ANNAPOLIS – Officials are looking to Maryland genetics laboratories for high-tech help in the search to identify those killed in the Sept. 11 attacks.
At the Armed Forces DNA Identification Center in Rockville, teams are working seven days a week to help identify victims from the Pentagon and Pennsylvania crashes.
Since Sept. 13, the center’s scientists have been extracting and matching DNA from tissue samples sent from Dover, Del., where remains from the Pentagon are examined, and Pennsylvania, where a morgue has been set up near the Pittsburgh crash.
In Delaware and Pennsylvania, forensic experts are using other means — autopsy data, fingerprinting and dental records — to identify victims.
“It’s important to note that although DNA is a great identifier, it’s one piece of evidence in a mystery that needs to be solved,” said center spokesman Christopher Kelley. “We work to have multiple means of making a positive identification: fingerprint, dental, DNA data.”
“We really have the best DNA lab in the world to do this kind of work,” Kelley said.
Not 10 minutes away from the armed forces lab, private researchers at Celera Genomics work to identify victims of the World Trade Centers disaster. Celera made headlines in 2000 for mapping the human genome, but in recent months the company has reported losses of more than $100 million.
“We are doing the work at cost,” Celera spokeswoman Heather Kowalski said, adding that the company’s facilities can handle the extra load. “We do not anticipate that this will adversely affect our ability to continue our other business.”
To identify the person behind the DNA sample, lab teams compare unknown DNA to DNA samples from known sources, like a family member’s blood or cheek swab, or DNA taken from blood, hair or toothbrushes belonging to a missing person.
Almost every U.S. service member has a blood sample kept in a facility near the Rockville lab. The military uses those samples to identify lost personnel.
“In the event we don’t have (a blood sample), we request primary samples from the victims: hair, tissue from a biopsy, saliva,” said Kelley.

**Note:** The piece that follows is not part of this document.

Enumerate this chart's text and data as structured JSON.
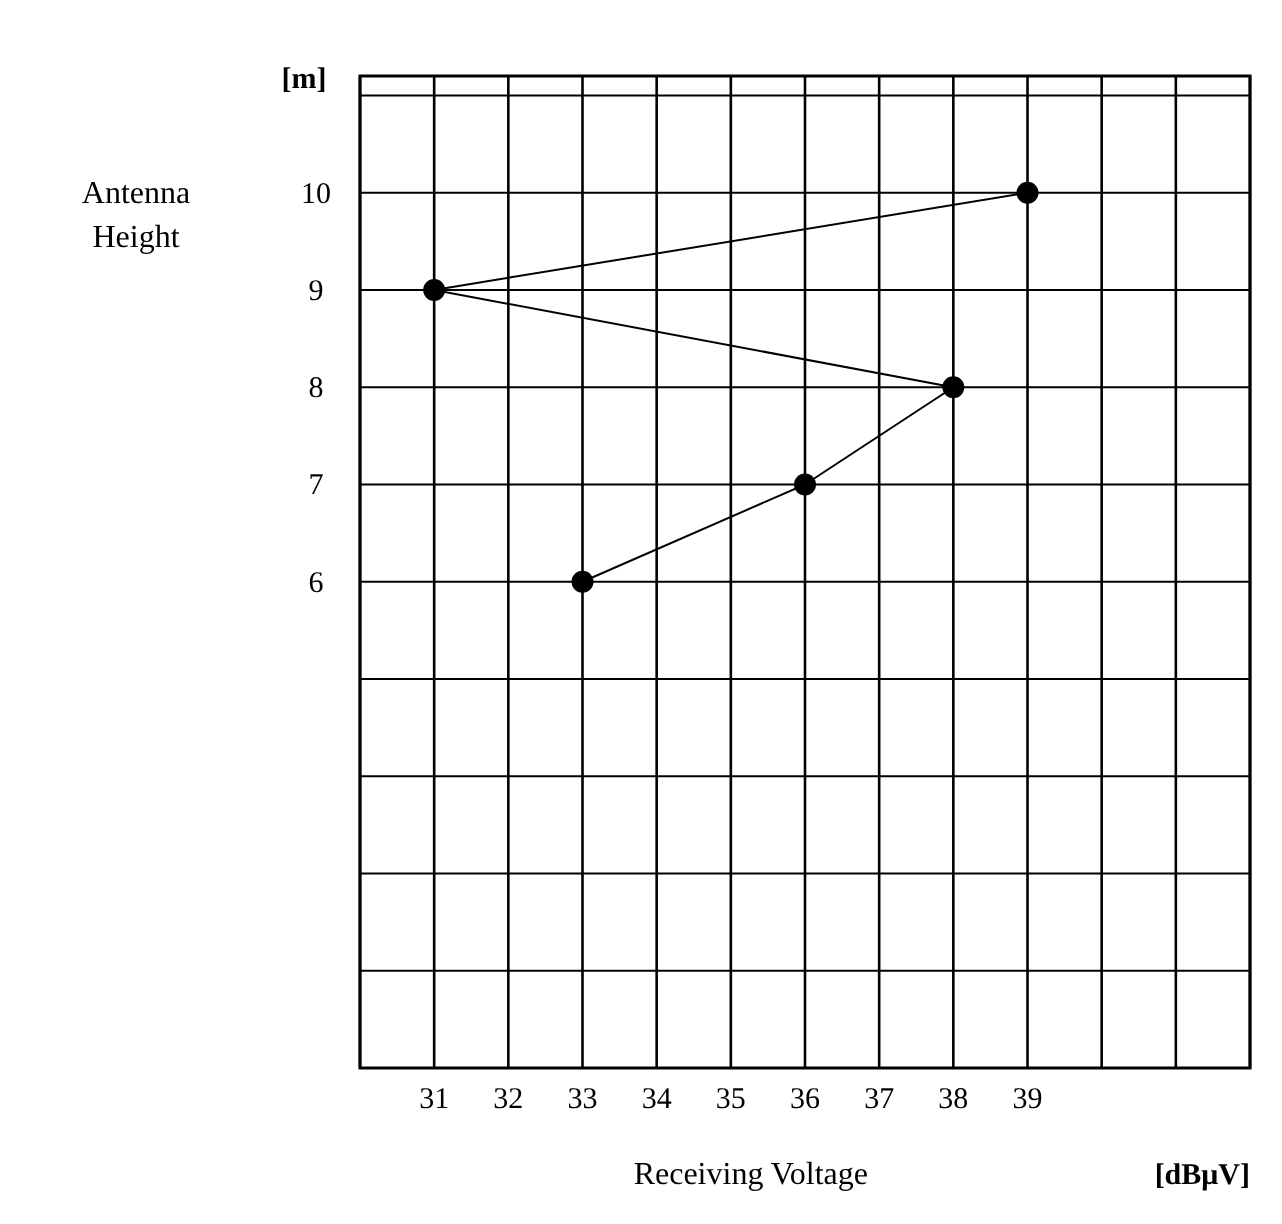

Both Celera and the armed forces lab use the same basic comparison technique, but they use DNA from different parts of the cell. The armed forces lab uses DNA from the nucleus of sample cells, while Celera scientists extract DNA from mitochondria — cells’ “powerhouses” — for comparison.
Collecting useful DNA under disaster conditions can be difficult. “DNA can be damaged by extreme heat, that’s a concern as far as recovery goes,” armed forces lab technical leader Demeris Lee said. “(Samples) that are left out can start to decompose.”
Fuel fires from the jets that collided with the World Trade Center on Sept. 11 reached 1,000 degrees Fahrenheit by some estimates, hot enough to destroy nuclear DNA. The towers’ collapse left thousands buried under tons of rubble. Their remains will take weeks, if not months, to recover.
Mitochondrial DNA is preferred in very degraded samples, Lee said, because it’s available in higher concentrations than nuclear DNA. But making matches with mitochondrial DNA is a lot more time consuming and more expensive than with nuclear DNA.
The armed forces lab, which is charged with identifying soldiers from Vietnam and Korea, usually uses mitochondrial DNA testing, but samples from the Pentagon and Pennsylvania have been preserved well enough to use nuclear DNA, Lee said.
Lee said the lab has received offers from private companies across the country to help with the workload, but “at this time we haven’t done any type of collaborative work.”
In addition to Celera, authorities in New York have engaged another Maryland-connected private genetics lab to help with victim identification.
LabCorp, based in Burlington, N.C., and with more than 40 patient centers in Maryland, is collecting tissue samples from families of World Trade Center victims across the nation and around the world.
Families may call a LabCorp hotline number to set up tissue-collecting appointments at the nearest patient center, said spokeswoman Pam Sherry. The company has received many calls from Maryland families, Sherry said.